On a un rituel à la maison : quand l’un de nos enfants-ados ne dort pas chez nous, on ne met pas nos téléphones en mode avion comme on le fait d’ordinaire toutes les nuits, au cas où il·elle aurait un souci plus ou moins gros, pour qu’il·elle ou quelqu’un·e de son entourage puisse nous joindre. Et ce matin, en ôtant le mode avion, une douloureuse évidence m’a frappée. Comme notre fifille va partir faire ses études, dès septembre prochain c’en sera définitivement fini du mode avion la nuit.

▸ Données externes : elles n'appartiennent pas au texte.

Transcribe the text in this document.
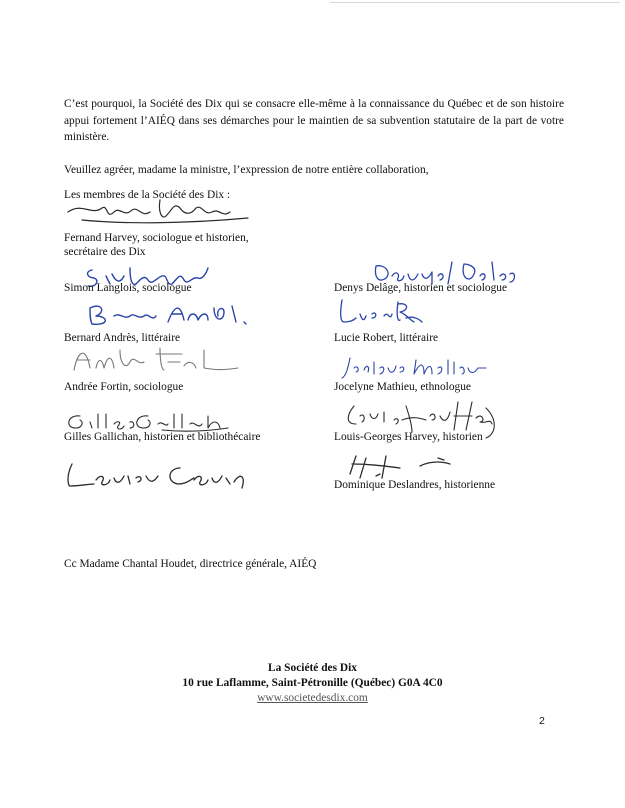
C’est pourquoi, la Société des Dix qui se consacre elle-même à la connaissance du Québec et de son histoire appui fortement l’AIÉQ dans ses démarches pour le maintien de sa subvention statutaire de la part de votre ministère.

Veuillez agréer, madame la ministre, l’expression de notre entière collaboration,

Les membres de la Société des Dix :

Fernand Harvey, sociologue et historien,
secrétaire des Dix
Simon Langlois, sociologue
Bernard Andrès, littéraire
Andrée Fortin, sociologue
Gilles Gallichan, historien et bibliothécaire
Denys Delâge, historien et sociologue
Lucie Robert, littéraire
Jocelyne Mathieu, ethnologue
Louis-Georges Harvey, historien
Dominique Deslandres, historienne

Cc Madame Chantal Houdet, directrice générale, AIÉQ

La Société des Dix
10 rue Laflamme, Saint-Pétronille (Québec) G0A 4C0
www.societedesdix.com
2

Aussi, très certainement, de notre belle quiétude d’enfants toujours là, à quelques pas, dans notre giron où nous étions témoins de tout ou presque, où nous pouvions sentir les choses, et intervenir avec quasi-immédiateté. Le mode avion finit dès l’instant où son enfant prend son envol, nous laissant un peu tremblants, seuls sur le tarmac, serrant dans la main un téléphone, aussi fort qu’un doudou.

 

 

(Oui, c’est une autre métaphore du Grand Saut, du point de vue parental ! En écrivant Le Grand Saut avant que cela n’arrive à mes propres enfants, j’ai pu me mettre dans leur peau avant de vivre dans la mienne : je réalise à peine aujourd’hui combien cette expérience d’écriture fut très certainement salvatrice.)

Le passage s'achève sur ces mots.